Esconde-Esconde é o nome que deram a Judas em Sábado de Aleluia, de Martins Pena, autor considerado o “pai da comédia brasileira”. Martins Pena, que segundo seus biógrafos, mesmo tendo sofrido influências de outros comediógrafos como Molière, Holdeberg e Goldoni, carece em sua obra da finura dos dramaturgos de boa sociedade, é também acusado por eles de escrever suas peças para uma plateia pouco culta, acostumada a assistir farsas mais ou menos grosseiras. O certo é que , mesmo sofrendo críticas ferozes, o autor revela em sua obra o reflexo fiel da vida carioca em meados do século passado – Judas … é de 1840. Suas peças, encenadas nas mais diversas versões, são hoje importantes fontes de informação para os estudiosos dos costumes da época.

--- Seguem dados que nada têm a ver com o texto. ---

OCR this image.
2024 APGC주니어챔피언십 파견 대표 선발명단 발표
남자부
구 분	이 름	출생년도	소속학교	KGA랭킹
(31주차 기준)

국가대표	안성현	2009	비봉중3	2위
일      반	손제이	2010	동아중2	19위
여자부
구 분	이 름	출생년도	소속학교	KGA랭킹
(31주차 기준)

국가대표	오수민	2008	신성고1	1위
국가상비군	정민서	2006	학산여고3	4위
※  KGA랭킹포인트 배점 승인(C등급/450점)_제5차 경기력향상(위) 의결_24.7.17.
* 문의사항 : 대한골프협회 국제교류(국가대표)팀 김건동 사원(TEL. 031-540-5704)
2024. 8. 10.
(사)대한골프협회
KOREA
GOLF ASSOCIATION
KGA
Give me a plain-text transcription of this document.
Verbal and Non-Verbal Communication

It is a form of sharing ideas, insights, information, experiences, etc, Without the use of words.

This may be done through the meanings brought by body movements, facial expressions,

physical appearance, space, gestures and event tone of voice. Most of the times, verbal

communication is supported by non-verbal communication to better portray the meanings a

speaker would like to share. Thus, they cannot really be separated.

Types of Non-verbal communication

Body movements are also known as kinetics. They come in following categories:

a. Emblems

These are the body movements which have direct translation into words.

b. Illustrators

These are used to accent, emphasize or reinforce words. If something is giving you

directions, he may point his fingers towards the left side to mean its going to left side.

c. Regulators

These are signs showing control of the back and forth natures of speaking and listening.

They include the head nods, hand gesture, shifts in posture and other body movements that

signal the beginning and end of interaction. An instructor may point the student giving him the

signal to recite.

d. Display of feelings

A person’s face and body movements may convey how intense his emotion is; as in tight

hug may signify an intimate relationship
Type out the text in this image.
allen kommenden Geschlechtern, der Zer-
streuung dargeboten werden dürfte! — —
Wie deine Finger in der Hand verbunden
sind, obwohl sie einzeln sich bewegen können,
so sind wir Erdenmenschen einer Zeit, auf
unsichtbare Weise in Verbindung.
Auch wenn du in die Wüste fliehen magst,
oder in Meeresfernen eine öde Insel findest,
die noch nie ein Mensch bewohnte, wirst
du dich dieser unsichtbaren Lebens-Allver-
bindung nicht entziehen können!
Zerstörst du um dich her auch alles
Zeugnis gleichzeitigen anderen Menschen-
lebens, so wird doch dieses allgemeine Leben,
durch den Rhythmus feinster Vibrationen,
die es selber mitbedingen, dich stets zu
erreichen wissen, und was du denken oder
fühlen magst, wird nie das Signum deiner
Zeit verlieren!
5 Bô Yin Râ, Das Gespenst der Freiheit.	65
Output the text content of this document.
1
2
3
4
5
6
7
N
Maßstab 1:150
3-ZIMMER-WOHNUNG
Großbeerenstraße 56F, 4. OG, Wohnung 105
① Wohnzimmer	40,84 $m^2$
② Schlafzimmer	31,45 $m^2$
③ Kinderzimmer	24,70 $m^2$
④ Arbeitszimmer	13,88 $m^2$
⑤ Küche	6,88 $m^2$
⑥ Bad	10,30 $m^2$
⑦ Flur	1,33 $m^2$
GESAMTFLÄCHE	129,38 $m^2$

O texto, com os ingredientes de uma comédia de costumes, mesmo que não deixe claro para a plateia infantil todas as suas intenções, conquista o público pela trama de surpresas. Num sábado de Aleluia, o Sr. Pimenta tem em sua sala um Judas pronto para ser queimado. No mesmo ambiente, a namoradeira Maricota conta para a tímida Chiquinha sobre os seus muitos pretendentes. Um é o soldado Faustino e o outro, o capitão Ambrósio, seu superior que, por conta do namoro com Maricota, vive a lhe perseguir. Exatamente na hora em que Faustino e Maricota estão namorando na sala, Ambrósio bate à porta. A moça se esconde no quarto, e, sem que ela saiba, o soldado veste a roupa do Judas, e passa a assistir de camarote todas as traições e falcatruas na casa do Sr. Pimenta. Na trama de equívocos, o autor, com muita habilidade, realiza o sonho da maioria dos mortais: ver sem ser visto.

A direção de João Batista, em total colaboração com sua equipe técnica, realiza um espetáculo bem encadeado, onde os elementos convivem harmonicamente. Os cenários de Doris Rollemberg cobrem a arena do Teatro do Planetário com uma espécie de planta baixa alegórica, que divide o chão do palco em diversos ambientes. Num colorido preciso, estão recortados, sala, cozinha, varanda e quintal, em detalhes que situam a ação. Nos figurinos, Mauro Leite grafa a época usando as cores da Companhia como uma marca. A iluminação de Renato Machado, com adereços de luz, deixa o ambiente aconchegante.

Com o elenco mais afiado do que nunca com a proposta da direção, Roberto Guimarães, Sônia Praça e Eduardo RIeche, pertencentes ao núcleo mais estável da Cia., repetem as excelentes performances dos espetáculos anteriores. Rieche, no entanto, não apenas pela força do personagem: o soldado Faustino ganha a gargalhada da plateia pelo gestual de humor bem construído.

Esconde-Esconde é um espetáculo cheio de ação, que tem todos os méritos de levar a cena um cultuado autor brasileiro, desconhecido do seu público-alvo, em divertida encenação.